The term photoprotein was first used to describe the unusual chemistry of the luminescent system of Chaetopterus (a marine Polychaete worm). This was meant to distinguish them from other light-producing proteins because these do not exhibit the usual luciferin-luciferase reaction.

==Reaction kinetics==
Photoproteins do not display typical enzyme kinetics as seen in luciferases. Instead, when mixed with luciferin, they display luminescence proportional to the amount of the photoprotein. For example, the photoprotein aequorin produces a flash of light when luciferin and calcium are added, rather than the prolonged glow that is seen for luciferases when luciferin is added.

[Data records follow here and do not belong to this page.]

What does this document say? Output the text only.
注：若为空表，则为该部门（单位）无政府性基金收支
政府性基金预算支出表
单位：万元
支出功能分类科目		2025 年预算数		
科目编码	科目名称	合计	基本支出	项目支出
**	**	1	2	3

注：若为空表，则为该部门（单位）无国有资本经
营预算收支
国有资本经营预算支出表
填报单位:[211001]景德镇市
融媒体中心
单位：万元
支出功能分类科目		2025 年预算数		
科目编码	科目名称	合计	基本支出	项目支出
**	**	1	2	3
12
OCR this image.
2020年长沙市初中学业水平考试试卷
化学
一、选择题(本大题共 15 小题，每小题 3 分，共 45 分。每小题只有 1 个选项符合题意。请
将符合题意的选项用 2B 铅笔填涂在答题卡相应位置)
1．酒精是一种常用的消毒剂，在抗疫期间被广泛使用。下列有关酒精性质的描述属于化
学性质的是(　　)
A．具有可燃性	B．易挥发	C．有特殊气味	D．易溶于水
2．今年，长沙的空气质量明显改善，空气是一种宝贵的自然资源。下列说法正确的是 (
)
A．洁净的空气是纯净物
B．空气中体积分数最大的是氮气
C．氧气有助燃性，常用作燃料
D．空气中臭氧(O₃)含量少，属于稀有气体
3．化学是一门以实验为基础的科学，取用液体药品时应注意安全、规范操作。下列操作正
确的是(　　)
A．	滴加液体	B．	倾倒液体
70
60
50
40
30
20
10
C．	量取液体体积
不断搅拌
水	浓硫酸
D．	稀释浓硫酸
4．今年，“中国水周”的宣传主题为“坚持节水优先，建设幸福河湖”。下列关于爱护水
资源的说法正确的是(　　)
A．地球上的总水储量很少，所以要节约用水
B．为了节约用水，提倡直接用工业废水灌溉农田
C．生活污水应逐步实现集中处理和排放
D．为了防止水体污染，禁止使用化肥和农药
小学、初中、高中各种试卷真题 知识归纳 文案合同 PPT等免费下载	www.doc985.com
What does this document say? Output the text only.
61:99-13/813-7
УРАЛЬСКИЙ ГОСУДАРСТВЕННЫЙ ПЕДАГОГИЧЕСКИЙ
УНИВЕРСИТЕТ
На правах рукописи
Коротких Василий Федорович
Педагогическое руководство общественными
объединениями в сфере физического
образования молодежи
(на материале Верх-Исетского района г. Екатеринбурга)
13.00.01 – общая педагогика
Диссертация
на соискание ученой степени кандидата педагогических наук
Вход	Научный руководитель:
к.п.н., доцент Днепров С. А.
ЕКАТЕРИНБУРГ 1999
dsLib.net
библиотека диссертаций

In this respect, it may appear that photoproteins are not enzymes, when in fact they do catalyze their bioluminescence reactions. This is due to a fast catalytic step, which produces the light, and a slow regeneration step, where the oxyluciferin is freed and another molecule of luciferin is then enabled to bind to the enzyme. Because of the kinetically slow step, each aequorin molecule must "recharge" with another molecule of luciferin before it can emit light again, and this makes it appear as though it is not behaving as a typical enzyme.

Photoproteins form a stable luciferin-photoprotein complex, often until the addition of another required factor such as Ca^{2+} in the case of aequorin.